Una città si può descrivere attraverso pochi luoghi emblematici, magari non scontati. E’ quanto fa Pietro Spirito, scrittore e collaboratore del quotidiano triestino Il piccolo, il quale ben conosce la sua città di adozione e ci propone in meno di cento pagine una guida insolita di una città già diversa di suo. S’inizia dal Porto Vecchio e dai suoi monumentali magazzini oggi diruti, ma una volta collegamento tra la città e una frenetica attività commerciale. Oggi tutto si svolge nel Porto Nuovo, dove presto attraccheranno anche i cargo cinesi provenienti dalla nuova Via della Seta (1) . Ma chi arriva a Trieste in treno, da Miramare fino alla stazione centrale vede sulla destra solo un vasto, continuo demanio ferroviario assai degradato e una serie di enormi, spettrali docks, di cui uno (il numero 26) è oggi un enorme spazio espositivo per l’arte contemporanea, grazie all’iniziativa di Vittorio Sgarbi.
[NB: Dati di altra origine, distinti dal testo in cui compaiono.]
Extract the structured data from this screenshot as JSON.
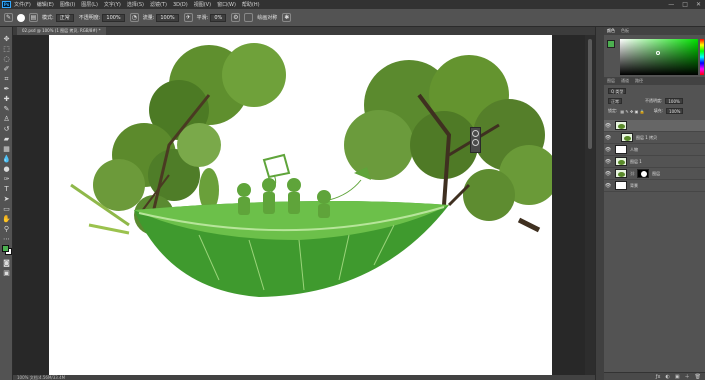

L’autore descrive uno per uno gli impianti del Porto Vecchio, vero campionario di archeologia industriale, e lasciamo al lettore il piacere della visita guidata, con un occhio a Metropolis di Fritz Lang.
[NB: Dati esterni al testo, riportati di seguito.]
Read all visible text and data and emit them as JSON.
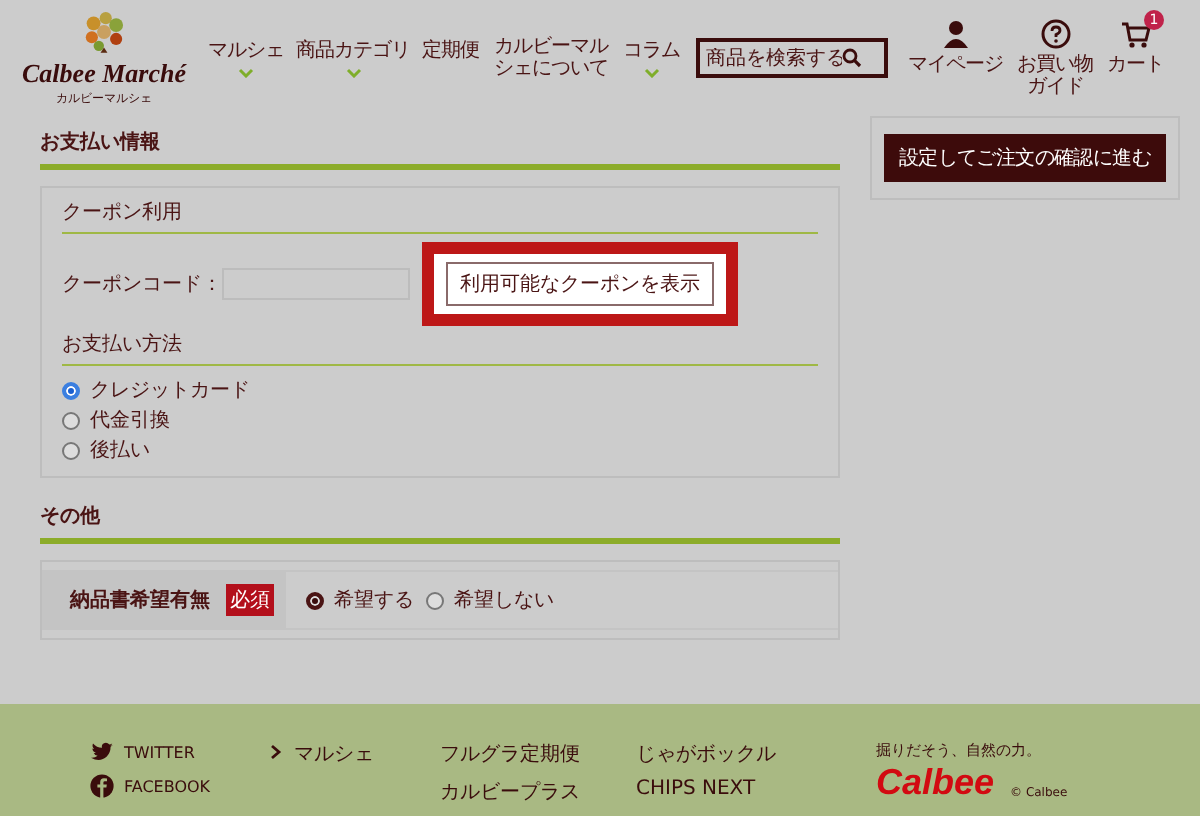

E passiamo al secondo frammento: la stazione di Rozzol-Montebello, a ridosso del costone carsico. Chiusa da anni, mantiene ancora gli arredi originali e addirittura le scritte bilingui austro-ungariche. Nel dopoguerra Trieste per quasi cinquant’anni non è più cresciuta; le zone periferiche essendo troppo vicine al confine militare, e molti tronchi ferroviari semplicemente non avevano più traffico. La Stazione Centrale di Trieste era il punto d’arrivo (dal 1858) delle Ferrovie meridionali (Sudbahn) che univano Vienna al suo porto, ma c’era anche (per l’Est) la stazione di Campo Marzio, oggi museo ferroviario. Ma ricordo ancora i binari della ferrovia della val Rosandra (oggi pista ciclabile), che univa la città al contado istriano sulla strada di Fiume. Per costruire le strade ferrate qui gli Austriaci hanno scavato nella roccia carsica trincee, superato pendenze e aggirato quote. E non solo a Trieste: la ferrovia istriana che parte da Divaccia (SLO), da Pisino fino a Pola è tutta una trincea scavata nella roccia. L’insieme è quindi ardito e tortuoso, ma all’epoca la gestione almeno era unica, mentre oggi è frazionata tra Austria, Slovenia ed Italia. E quella che chiamavamo all’epoca “la camionale” ora è la trafficata superstrada dei Tir tra est e ovest.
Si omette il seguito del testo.